Not sure if any driver call such as culaunch or cufft are responsible for this. Any advice would be appreciated. Thx

I am afraid I have no insight into that observation. My usual recommendation is to either use the CUDA driver API or use the CUDA runtime API and avoid mixing them. Because various libraries are built on top of the CUDA runtime, I have used the runtime API exclusively ever since it came into existence (prior to initial CUDA release) and have no experience with side effects of mixing the two APIs.

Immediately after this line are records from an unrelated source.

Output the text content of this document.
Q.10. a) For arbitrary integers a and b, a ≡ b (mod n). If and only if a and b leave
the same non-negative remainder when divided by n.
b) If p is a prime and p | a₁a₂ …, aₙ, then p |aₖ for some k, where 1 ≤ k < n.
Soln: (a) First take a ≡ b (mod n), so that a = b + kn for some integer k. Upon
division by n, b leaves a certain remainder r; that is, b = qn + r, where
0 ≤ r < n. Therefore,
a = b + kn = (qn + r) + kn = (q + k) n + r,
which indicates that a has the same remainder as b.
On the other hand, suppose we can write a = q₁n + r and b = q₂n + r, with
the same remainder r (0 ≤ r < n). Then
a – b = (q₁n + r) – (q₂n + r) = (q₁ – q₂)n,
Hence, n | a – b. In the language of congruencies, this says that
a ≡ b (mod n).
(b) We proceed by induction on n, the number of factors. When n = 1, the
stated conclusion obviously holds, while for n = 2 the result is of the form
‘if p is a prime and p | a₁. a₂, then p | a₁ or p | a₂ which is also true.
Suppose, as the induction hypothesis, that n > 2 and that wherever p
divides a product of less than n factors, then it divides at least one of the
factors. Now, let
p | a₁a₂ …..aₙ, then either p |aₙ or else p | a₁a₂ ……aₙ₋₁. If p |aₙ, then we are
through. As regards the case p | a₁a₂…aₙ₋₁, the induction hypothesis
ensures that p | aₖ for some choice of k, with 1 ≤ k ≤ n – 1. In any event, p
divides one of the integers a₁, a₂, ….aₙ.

To my knowledge there is no public documentation on how driver API and runtime API interact under the hood. If one assumes that the CUDA runtime sits on top of the driver layer in the software stack, operating on the driver layer directly (thus “bypassing” the runtime layer) may force (partial) invalidation followed by refresh of state in the runtime because state shadowed / cached by the runtime has become stale.

In other words, your hypothesis seems plausible except this is a case of data invalidation rather than corruption. Corruption would lead to functional rather than performance deficiencies. This would reinforce the recommendation above: For best performance, do not mix the two APIs.

Thx for your recommendation

The fact is the program is a big cuda driver api code, and the function I am trying to add is a big open source code which is using cuda runtime, changing to the cuda api code is not that straightforward.

Any way, thank for your attention, Merry Christmas!